27.06.2014 Gorki Theater

Was hat die europäische Asylpolitik mit uns zu tun?

Was ist los mit Berlin? Die besetzte Gerhart-Hauptmann-Schule in Berlin wird umlagert von Hundertschaften von Polizist*innen. Seit Tagen harren die Asylsuchenden auf den Dächern der Schule aus und drohen bei einer Räumung herunterzuspringen. Das Bezirksamt sowie der Senat betonen weiterhin, dass es sich hierbei um ein „Angebot” und einen „freiwilligen Umzug“ handelt. Viele von Ihnen wurden bereits abtransportiert. Irgendwohin, weit weg von der Öffentlichkeit. Der Presse wird der Zugang zu den Pressekonferenzen der Asylsuchenden verweigert. Sie finden jedoch trotzdem per Skype in einer nahegelegenen Bäckerei statt. Das Recht auf Pressefreiheit und das Recht auf Leben muss in einem Rechtsstaat gewahrt sein. Auch die Medien sprechen von einem „freiwilligen Umzug“. Alle fragen sich nun, was das alles soll. Warum die Asylsuchenden auf Dächer steigen, warum sie sich in die Tiefe stürzen wollen – es ist doch NUR ein Umzug! Ein Umzug mit Polizeiaufgebot aus der ganzen Republik und einer Drohung der Abschiebung erinnert jedoch eher an einen Transport. Transport bedeutet Abschiebung. Abschiebung bedeutet in vielen Fällen den Tod. Was ist da noch zu verlieren?
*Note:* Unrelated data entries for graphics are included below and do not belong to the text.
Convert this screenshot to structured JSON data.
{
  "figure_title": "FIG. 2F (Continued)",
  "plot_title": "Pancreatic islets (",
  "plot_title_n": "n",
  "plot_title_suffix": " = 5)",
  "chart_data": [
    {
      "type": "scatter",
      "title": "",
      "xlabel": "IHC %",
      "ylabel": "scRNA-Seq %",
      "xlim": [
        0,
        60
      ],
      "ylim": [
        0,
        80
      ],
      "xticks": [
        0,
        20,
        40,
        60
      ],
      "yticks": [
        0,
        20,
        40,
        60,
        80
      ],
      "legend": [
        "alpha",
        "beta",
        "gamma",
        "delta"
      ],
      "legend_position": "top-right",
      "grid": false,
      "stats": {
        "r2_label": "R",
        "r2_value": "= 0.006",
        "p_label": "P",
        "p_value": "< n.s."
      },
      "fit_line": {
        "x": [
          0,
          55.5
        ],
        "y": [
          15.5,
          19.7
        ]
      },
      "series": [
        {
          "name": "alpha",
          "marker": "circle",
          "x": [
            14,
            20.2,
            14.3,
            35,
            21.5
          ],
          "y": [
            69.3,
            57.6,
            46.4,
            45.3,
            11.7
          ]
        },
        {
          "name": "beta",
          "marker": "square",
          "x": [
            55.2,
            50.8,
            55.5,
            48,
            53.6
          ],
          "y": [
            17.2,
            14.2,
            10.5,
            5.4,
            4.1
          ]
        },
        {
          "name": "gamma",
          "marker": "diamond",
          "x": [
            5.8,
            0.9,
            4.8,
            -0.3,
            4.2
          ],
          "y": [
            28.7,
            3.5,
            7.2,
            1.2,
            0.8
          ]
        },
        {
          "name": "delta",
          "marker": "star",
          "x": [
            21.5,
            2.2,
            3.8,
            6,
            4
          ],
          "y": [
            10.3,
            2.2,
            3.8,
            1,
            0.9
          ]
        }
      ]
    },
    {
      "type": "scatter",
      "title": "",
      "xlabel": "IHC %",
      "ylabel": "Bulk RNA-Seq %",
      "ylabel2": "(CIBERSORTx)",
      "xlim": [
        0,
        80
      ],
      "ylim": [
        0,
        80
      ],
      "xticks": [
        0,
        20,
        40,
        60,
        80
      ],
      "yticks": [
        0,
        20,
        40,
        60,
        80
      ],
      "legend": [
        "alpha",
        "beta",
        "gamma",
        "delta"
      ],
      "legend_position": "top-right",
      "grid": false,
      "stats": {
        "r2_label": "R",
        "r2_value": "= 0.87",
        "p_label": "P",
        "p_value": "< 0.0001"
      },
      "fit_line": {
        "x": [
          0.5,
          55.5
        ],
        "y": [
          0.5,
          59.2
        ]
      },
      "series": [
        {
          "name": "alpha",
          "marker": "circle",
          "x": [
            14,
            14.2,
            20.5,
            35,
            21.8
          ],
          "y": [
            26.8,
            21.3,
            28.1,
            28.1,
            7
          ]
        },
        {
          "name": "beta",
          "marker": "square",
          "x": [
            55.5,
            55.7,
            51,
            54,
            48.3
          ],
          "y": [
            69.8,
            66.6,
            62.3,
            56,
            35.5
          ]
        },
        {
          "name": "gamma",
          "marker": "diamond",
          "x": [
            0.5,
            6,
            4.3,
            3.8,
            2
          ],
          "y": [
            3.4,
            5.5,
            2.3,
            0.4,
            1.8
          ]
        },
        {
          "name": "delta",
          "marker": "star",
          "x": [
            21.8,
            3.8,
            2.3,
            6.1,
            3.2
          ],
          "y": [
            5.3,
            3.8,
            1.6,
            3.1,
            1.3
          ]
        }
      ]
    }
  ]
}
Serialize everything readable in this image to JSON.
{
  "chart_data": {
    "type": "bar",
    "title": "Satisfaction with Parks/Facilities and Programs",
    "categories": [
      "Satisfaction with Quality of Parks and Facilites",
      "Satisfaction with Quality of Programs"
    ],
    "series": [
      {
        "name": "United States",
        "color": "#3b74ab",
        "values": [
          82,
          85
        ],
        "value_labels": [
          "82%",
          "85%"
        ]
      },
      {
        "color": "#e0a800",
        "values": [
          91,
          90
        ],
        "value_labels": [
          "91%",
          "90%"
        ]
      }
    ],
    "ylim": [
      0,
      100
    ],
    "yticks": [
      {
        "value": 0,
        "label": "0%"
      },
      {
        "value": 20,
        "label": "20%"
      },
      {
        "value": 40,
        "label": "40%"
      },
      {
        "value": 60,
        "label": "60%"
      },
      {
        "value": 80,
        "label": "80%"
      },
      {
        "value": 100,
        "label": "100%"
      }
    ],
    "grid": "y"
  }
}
Im Januar stellten wir uns im Studio die Frage: „Was hat die europäische Asylpolitik mit uns zu tun, mit Berlin, mit Deutschland?“ Sehr viel. Eben die Asylsuchenden der besetzten Schule, die sich jetzt seit Tagen isoliert in der Schule befinden, waren Teil der Veranstaltung. Die Antwort auf die Frage, die wir stellten, war einfach zu beantworten: „Wir sind hier, weil ihr dort seid.“ Ihr – das sind die deutsche Politik, die deutsche Zivilbevölkerung und die deutsche Geschichte.

 

Das Künstler*innenkollektiv Conflict Zone Arts Asylum, Studio Я, unterstützt die Forderungen der Asylsuchenden der Gerhart-Hauptmann-Schule in Berlin, solidarisieren sich mit Ihnen und fordern die Verantwortlichen die Forderungen anzunehmen und Im Sinne der Menschenrechte zu handeln.

 

Studio Я, Marianna Salzmann, Künstlerische Leiterin des Studio Я

Mit der Unterstützung von Shermin Langhoffund Jens Hillje (Intendantin und Ko-Intendant/ Leitender Dramaturg des Gorki)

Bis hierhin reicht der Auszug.